The greater distance and travel time to the place of treatment for clubfoot, the later in life the treatment of clubfoot is started. This correlation was found in Cape Town and Bali and Sumatra and confirms similar findings in Asia [18, 20], Africa [15] and the Americas [14, 21], where physical accessibility is described as a barrier for the Ponseti treatment as well. Specialized clubfoot clinics in rural areas are previously proven as a solution for overcoming this barrier [8, 22].

When caregivers of the patients with clubfeet were asked what they thought the reason was that their child has a clubfeet, some of them, especially in Indonesia, responded that the cause was ‘supernatural’. This kind of belief is associated with a larger likelihood of neglected clubfoot in the child [12].

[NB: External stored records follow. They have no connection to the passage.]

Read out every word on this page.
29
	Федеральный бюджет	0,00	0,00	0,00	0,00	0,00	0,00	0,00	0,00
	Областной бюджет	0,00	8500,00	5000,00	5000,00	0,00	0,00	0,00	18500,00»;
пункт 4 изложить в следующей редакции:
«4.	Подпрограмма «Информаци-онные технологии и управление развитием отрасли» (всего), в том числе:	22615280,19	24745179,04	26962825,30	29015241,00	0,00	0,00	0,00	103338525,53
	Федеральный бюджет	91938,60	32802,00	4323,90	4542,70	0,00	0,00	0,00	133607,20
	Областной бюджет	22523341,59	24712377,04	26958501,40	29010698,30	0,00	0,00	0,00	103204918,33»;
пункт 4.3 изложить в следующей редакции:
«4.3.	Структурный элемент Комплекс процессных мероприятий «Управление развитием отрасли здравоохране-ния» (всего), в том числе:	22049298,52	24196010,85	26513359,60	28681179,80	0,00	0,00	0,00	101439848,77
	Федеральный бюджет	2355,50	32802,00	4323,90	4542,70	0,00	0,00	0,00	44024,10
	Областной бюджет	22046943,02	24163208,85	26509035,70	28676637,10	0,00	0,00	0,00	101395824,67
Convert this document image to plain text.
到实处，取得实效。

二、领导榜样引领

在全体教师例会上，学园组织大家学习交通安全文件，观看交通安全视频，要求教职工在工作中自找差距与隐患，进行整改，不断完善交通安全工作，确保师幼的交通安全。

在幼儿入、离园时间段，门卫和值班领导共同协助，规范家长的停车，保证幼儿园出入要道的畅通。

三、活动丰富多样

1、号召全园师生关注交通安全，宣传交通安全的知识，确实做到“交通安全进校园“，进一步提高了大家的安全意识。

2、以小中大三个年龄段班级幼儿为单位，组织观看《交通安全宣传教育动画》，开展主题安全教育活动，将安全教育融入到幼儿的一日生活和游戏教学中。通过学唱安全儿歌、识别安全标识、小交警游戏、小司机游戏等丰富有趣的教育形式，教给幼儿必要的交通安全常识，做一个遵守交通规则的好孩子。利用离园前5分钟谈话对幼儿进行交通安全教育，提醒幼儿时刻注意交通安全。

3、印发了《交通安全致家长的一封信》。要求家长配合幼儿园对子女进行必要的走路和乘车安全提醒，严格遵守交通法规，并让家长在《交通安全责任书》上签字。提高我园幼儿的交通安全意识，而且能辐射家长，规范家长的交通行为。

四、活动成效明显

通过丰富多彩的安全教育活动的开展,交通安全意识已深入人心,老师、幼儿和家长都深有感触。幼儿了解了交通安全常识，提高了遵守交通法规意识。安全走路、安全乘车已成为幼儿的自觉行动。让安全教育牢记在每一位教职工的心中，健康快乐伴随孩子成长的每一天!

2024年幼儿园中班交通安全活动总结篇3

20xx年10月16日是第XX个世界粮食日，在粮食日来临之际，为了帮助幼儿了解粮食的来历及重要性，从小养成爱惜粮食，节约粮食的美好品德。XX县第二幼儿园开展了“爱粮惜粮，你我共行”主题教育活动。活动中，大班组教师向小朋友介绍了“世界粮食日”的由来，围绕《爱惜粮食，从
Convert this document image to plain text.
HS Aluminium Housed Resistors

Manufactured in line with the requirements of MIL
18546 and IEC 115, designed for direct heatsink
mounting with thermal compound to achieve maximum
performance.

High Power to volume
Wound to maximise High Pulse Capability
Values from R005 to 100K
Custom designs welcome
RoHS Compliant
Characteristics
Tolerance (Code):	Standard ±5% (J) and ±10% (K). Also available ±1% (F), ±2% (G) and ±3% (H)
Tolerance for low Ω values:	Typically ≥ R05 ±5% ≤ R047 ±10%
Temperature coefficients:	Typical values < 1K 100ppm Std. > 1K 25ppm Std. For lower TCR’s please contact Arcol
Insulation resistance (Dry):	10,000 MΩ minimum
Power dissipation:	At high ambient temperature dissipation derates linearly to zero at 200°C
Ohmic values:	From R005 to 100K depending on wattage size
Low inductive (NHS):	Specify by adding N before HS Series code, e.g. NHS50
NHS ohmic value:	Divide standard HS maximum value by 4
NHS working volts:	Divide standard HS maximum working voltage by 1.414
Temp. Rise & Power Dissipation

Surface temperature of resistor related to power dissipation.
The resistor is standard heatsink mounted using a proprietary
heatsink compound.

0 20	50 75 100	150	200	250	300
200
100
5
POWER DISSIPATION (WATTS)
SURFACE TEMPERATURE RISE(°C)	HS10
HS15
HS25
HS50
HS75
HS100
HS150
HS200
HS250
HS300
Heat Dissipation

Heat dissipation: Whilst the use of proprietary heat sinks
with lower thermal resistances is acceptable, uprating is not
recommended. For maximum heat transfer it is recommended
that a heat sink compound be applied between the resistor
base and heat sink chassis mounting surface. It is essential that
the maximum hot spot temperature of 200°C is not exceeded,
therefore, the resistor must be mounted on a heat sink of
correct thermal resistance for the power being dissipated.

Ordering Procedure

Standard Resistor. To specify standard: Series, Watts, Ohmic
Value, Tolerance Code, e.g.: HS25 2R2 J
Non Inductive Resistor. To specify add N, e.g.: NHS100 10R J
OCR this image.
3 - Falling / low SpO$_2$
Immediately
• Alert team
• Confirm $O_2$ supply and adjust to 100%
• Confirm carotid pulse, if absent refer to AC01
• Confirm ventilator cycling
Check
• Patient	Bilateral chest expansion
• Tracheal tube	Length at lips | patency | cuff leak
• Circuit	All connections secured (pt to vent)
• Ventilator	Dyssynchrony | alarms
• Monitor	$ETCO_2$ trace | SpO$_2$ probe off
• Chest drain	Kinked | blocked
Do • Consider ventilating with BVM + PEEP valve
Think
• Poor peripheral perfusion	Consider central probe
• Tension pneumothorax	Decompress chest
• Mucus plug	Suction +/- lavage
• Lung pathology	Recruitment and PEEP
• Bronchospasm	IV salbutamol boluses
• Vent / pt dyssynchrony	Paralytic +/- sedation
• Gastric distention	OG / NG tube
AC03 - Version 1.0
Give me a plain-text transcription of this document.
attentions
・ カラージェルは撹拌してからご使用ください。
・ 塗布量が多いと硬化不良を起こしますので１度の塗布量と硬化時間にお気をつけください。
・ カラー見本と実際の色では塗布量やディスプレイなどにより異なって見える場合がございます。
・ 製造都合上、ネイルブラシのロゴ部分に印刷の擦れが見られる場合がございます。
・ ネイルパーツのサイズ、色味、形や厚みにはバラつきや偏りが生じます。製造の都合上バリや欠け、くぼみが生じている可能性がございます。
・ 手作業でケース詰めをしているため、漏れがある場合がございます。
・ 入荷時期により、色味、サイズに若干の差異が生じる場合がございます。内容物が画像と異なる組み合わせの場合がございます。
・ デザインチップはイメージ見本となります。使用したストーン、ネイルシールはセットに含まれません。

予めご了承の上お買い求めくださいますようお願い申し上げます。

The findings about barriers to the start of treatment for clubfeet can have practical implications for the design of optimal healthcare facilities. Addressing barriers influencing the start and non-compliance for the treatment can be beneficial for the whole population served and attribute to the success of healthcare programs [13]. Therefore travel distance to the place of treatment must be taken into consideration when improving clubfoot care worldwide, just as traditional healers and midwives could be helpful addressing the beliefs about the cause of clubfeet. When caregivers know that it is not their or their child’s fault and that it is treatable, this could raise public awareness for the cure of clubfeet and diminish the number of handicapped children [8, 18].

Further research is needed into overcoming the barriers for effective clubfoot care in low- and middle income countries, preferably as a part of the implementation of national programs for clubfoot in developing countries.

There are several examples of successful and sustainable implementations of clubfoot programs in low- and middle income programs [5, 8, 22]. This could be a great solution in Indonesia, because at present there is no national program giving access to clubfoot care for the whole population in need. There is a lot to win in efficient and effective clubfoot care in this country in terms of quality, awareness and accessibility, for not only the urbanized areas, but for everyone. This could apply of course also to other countries without a national program for clubfoot. Therefore we need to reach out to patients in the rural areas by overcoming the barriers, to make quality clubfoot care accessible around the globe.


The reasons to start treatment for clubfoot later, even after walking age when the clubfoot has become neglected, differ between and within countries. Supernatural beliefs in the cause of clubfeet and travel duration are important factors, however they are interrelated with other barriers, such as poverty. The largest difference we found was between Indonesia and “non-Indonesia”; this might reflect the fact that the Ponseti method is hardly available in Indonesia. When we want to improve clubfoot care worldwide we need to know the factors that influence caregivers in seeking treatment for their child and address these barriers locally.